Had I thought to go to the publisher's website beforehand, I could have confirmed this was a book I might like. In fact, I could've just cribbed their blurbs to write this review. Aio Publishing's website says, "Our mission is to produce densely written sociological speculative fiction with deeply developed characters and to present it to the reader as a work of art," and really, that about says it all.
Aio's website explains, "By 'densely written' work, we mean complete, nuanced world-building and time for characters to react to the changes and stresses around them. The prose itself is fine (literary), and characters tend to be written in Cherryh's 'intense third person' format--meaning that readers are completely immersed in that character's thoughts and emotions." That serves well enough to describe what Copithorne manages in The Steam Magnate. Her lyrical writing creates an often dreamlike narrative focussed on the protagonist's interior state.
The novel is primarily the story of a young woman named Kyra who has been railroaded into travelling to the Glass City to procure--read "steal"--a document for her patron. There she finds herself charmed by the Glass City, and her desires and intuition play as big a part in her actions as the agreement by which she is bound. Not a lot of "stuff" happens; the main focus is on how Kyra reacts and changes in response to her situation and surroundings.
The Steam Magnate occupies one of those odd foot-in-two-worlds kind of spaces in the speculative fiction realm; decrepit old technology and the weakened power of old gods share the same amount of relevance. Some things appear only, it would seem, for authorial convenience, like a telephone. Most aspects of the setting, though, are there because they impart some significance, usually as much or more for the characters' psyches as for the plot.

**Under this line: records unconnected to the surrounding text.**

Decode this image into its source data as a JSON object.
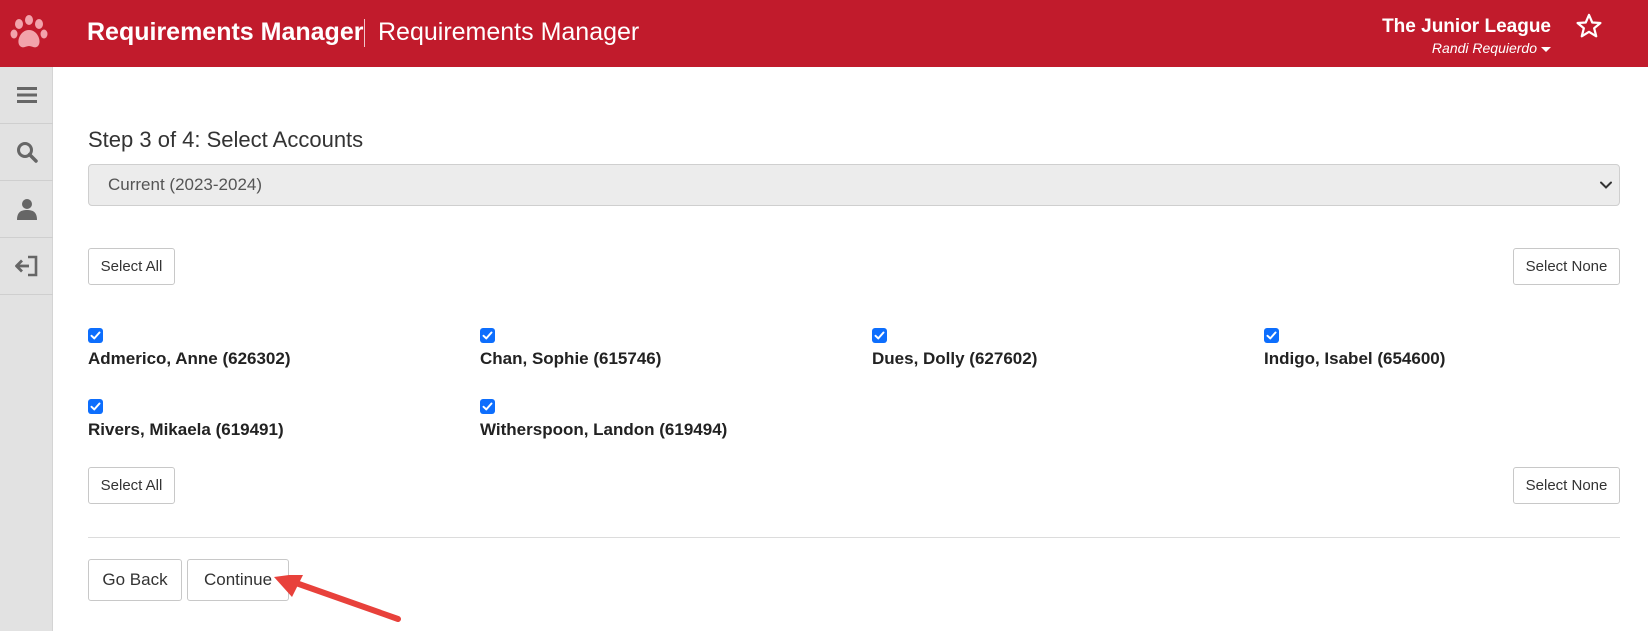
{
  "header": {
    "app_title": "Requirements Manager",
    "app_subtitle": "Requirements Manager",
    "org_name": "The Junior League",
    "user_name": "Randi Requierdo",
    "logo_icon": "paw-icon",
    "favorite_icon": "star-outline-icon"
  },
  "sidebar": {
    "items": [
      {
        "icon": "hamburger-menu-icon"
      },
      {
        "icon": "search-icon"
      },
      {
        "icon": "user-icon"
      },
      {
        "icon": "sign-out-icon"
      }
    ]
  },
  "main": {
    "step_title": "Step 3 of 4: Select Accounts",
    "season_select_value": "Current (2023-2024)",
    "select_all_label": "Select All",
    "select_none_label": "Select None",
    "accounts": [
      {
        "label": "Admerico, Anne (626302)",
        "checked": true
      },
      {
        "label": "Chan, Sophie (615746)",
        "checked": true
      },
      {
        "label": "Dues, Dolly (627602)",
        "checked": true
      },
      {
        "label": "Indigo, Isabel (654600)",
        "checked": true
      },
      {
        "label": "Rivers, Mikaela (619491)",
        "checked": true
      },
      {
        "label": "Witherspoon, Landon (619494)",
        "checked": true
      }
    ],
    "go_back_label": "Go Back",
    "continue_label": "Continue"
  },
  "colors": {
    "brand_red": "#c11b2c",
    "checkbox_blue": "#0d6efd",
    "annotation_arrow": "#e8413b"
  }
}
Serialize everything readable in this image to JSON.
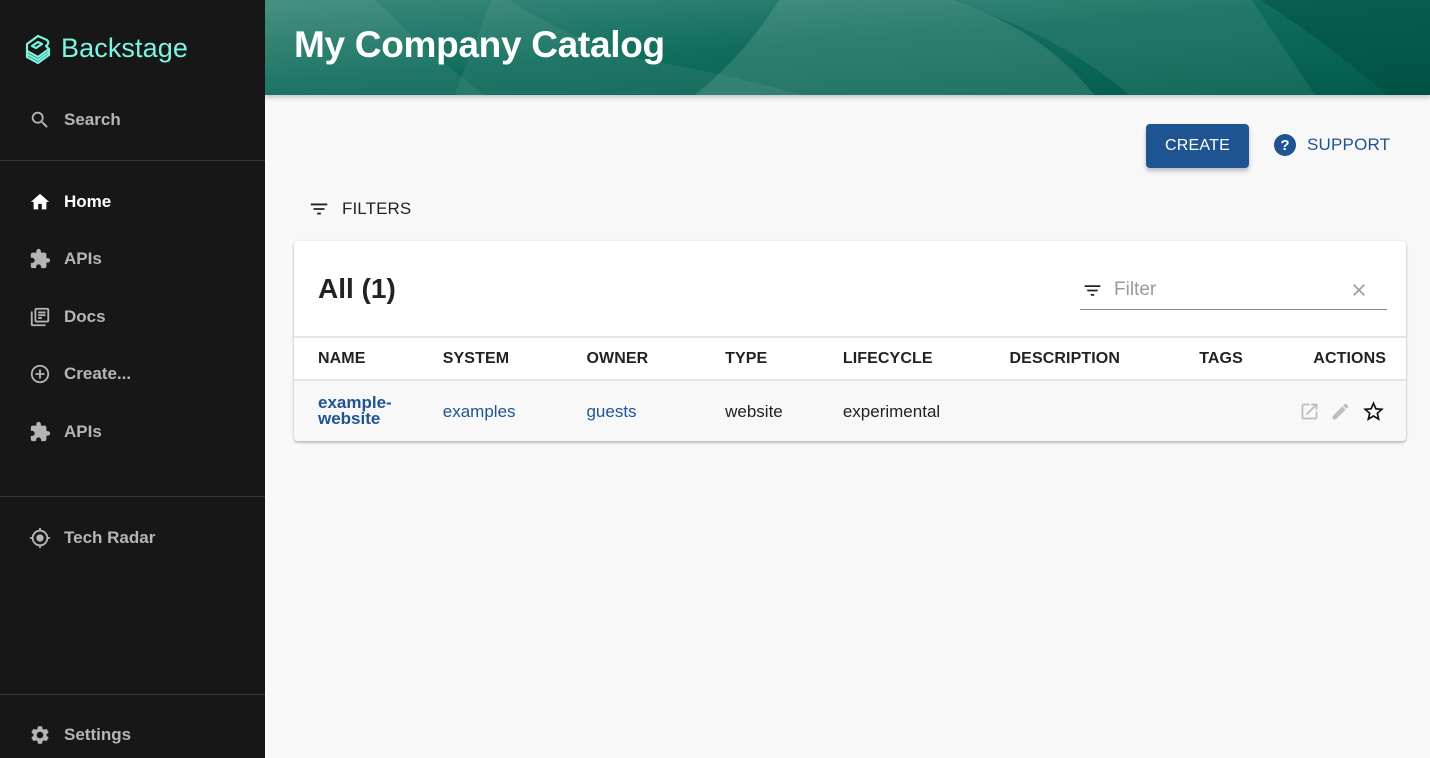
{
  "sidebar": {
    "brand": "Backstage",
    "search_label": "Search",
    "items": [
      {
        "label": "Home",
        "icon": "home-icon",
        "active": true
      },
      {
        "label": "APIs",
        "icon": "puzzle-icon"
      },
      {
        "label": "Docs",
        "icon": "library-books-icon"
      },
      {
        "label": "Create...",
        "icon": "add-circle-outline-icon"
      },
      {
        "label": "APIs",
        "icon": "puzzle-icon"
      }
    ],
    "plugins": [
      {
        "label": "Tech Radar",
        "icon": "radar-target-icon"
      }
    ],
    "settings_label": "Settings"
  },
  "header": {
    "title": "My Company Catalog"
  },
  "actions": {
    "create_label": "CREATE",
    "support_label": "SUPPORT",
    "filters_label": "FILTERS"
  },
  "colors": {
    "brand_teal": "#7df3e1",
    "primary_blue": "#1f5493",
    "header_green": "#005b4b",
    "sidebar_bg": "#171717"
  },
  "table": {
    "title": "All (1)",
    "filter_placeholder": "Filter",
    "filter_value": "",
    "columns": [
      "NAME",
      "SYSTEM",
      "OWNER",
      "TYPE",
      "LIFECYCLE",
      "DESCRIPTION",
      "TAGS",
      "ACTIONS"
    ],
    "rows": [
      {
        "name": "example-website",
        "name_line1": "example-",
        "name_line2": "website",
        "system": "examples",
        "owner": "guests",
        "type": "website",
        "lifecycle": "experimental",
        "description": "",
        "tags": "",
        "actions": [
          "open-in-new-icon",
          "edit-icon",
          "star-outline-icon"
        ]
      }
    ]
  }
}
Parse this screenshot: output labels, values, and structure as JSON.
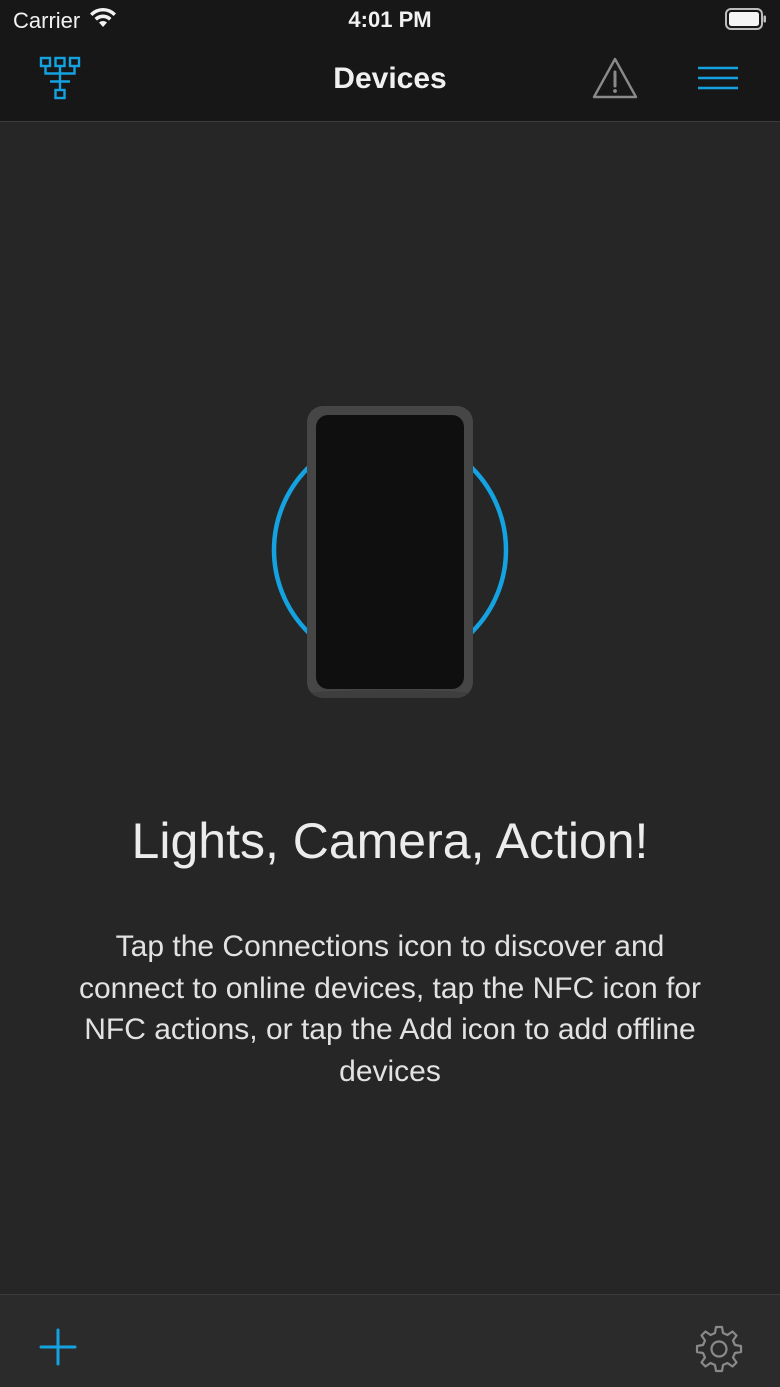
{
  "status_bar": {
    "carrier": "Carrier",
    "time": "4:01 PM"
  },
  "nav": {
    "title": "Devices",
    "left_icon": "connections-icon",
    "right_icons": [
      "alert-triangle-icon",
      "hamburger-menu-icon"
    ]
  },
  "empty_state": {
    "illustration": "phone-nfc-illustration",
    "headline": "Lights, Camera, Action!",
    "description": "Tap the Connections icon to discover and connect to online devices, tap the NFC icon for NFC actions, or tap the Add icon to add offline devices"
  },
  "toolbar": {
    "left_icon": "plus-icon",
    "right_icon": "gear-icon"
  },
  "colors": {
    "accent": "#14a3e0",
    "background": "#262626",
    "bar": "#171717",
    "text": "#e6e6e6",
    "icon_gray": "#8a8a8a"
  }
}
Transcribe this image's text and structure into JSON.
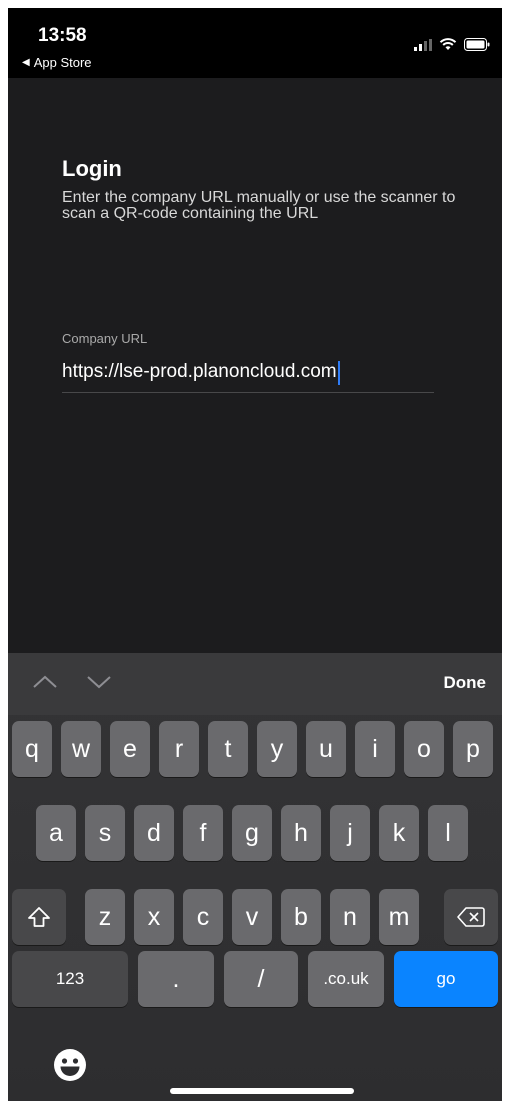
{
  "status_bar": {
    "time": "13:58",
    "back_label": "App Store",
    "icons": [
      "signal-icon",
      "wifi-icon",
      "battery-icon"
    ]
  },
  "login": {
    "title": "Login",
    "description": "Enter the company URL manually or use the scanner to scan a QR-code containing the URL",
    "field_label": "Company URL",
    "url_value": "https://lse-prod.planoncloud.com"
  },
  "accessory": {
    "done_label": "Done"
  },
  "keyboard": {
    "row1": [
      "q",
      "w",
      "e",
      "r",
      "t",
      "y",
      "u",
      "i",
      "o",
      "p"
    ],
    "row2": [
      "a",
      "s",
      "d",
      "f",
      "g",
      "h",
      "j",
      "k",
      "l"
    ],
    "row3": [
      "z",
      "x",
      "c",
      "v",
      "b",
      "n",
      "m"
    ],
    "row4": {
      "numbers": "123",
      "dot": ".",
      "slash": "/",
      "domain": ".co.uk",
      "go": "go"
    }
  },
  "colors": {
    "background": "#1c1c1e",
    "accent": "#0a84ff",
    "key": "#6a6a6d",
    "special_key": "#48484a"
  }
}
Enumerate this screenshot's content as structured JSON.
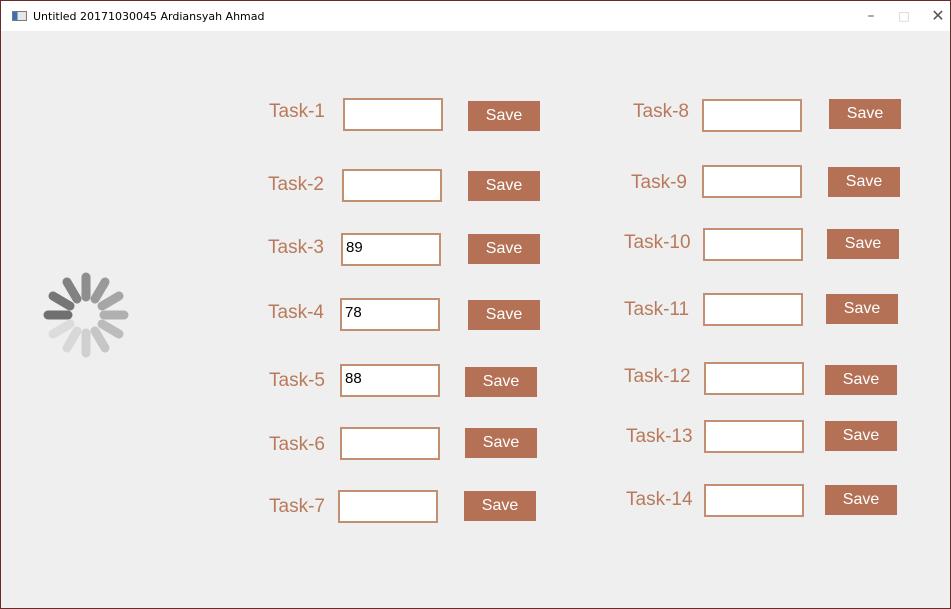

The best examples of these are physical locations. Dana Copithorne seems genuinely interested in the "spirit" of places; she describes the lands in the story through the eyes of a true observer, one who is architect, anthropologist, and archaeologist all at once. The author comes from Vancouver Island, lives in the mild coastal region of the mainland, and has been to Siberia and to Japan--and also, I'm sure, to the harsher cities and climates elsewhere in western Canada. Kyra's transition from the Glass City to the "northern provinces" is described in terms that will resonate with any traveller.
The magic Kyra encounters is subtle. Some readers may think the metaphysical influences some of the characters exert on others is not magic at all. On one level, it isn't; it gets you thinking about the relationships among people, how some charismatic people have an odd influence over others, and how business arrangements and other "contracts" constrain and bind us. At the level of the story, though, ancestral powers and magical paper and ink make these things more than metaphorical. Mysterious and subtle, but powerful: a good recipe for compelling literary magic.
The Steam Magnate offers mystery and subtlety, though not so much in the way of power. The narrative maintains a steady and literary tone, but combined with the low level of action begins to lose momentum in the last quarter of the novel. Dana Copithorne is working on a second novel set in the Broken Glass City; by the time it's out, I may have had a long enough break to jump on a similar artful confection. If you like sociological "soft" speculative fiction, you'll want to read The Steam Magnate then join me in the line for the second book.
Click here to buy The Steam Magnate, by Dana Copithorne on Amazon
Important note: despite how I make it sound above, The Steam Magnate is NOT a self-published title. Aio Publishing has done great work bringing to print the work of authors whose work might get ignored by publishers whose risk-aversion compels them to print "more of the same".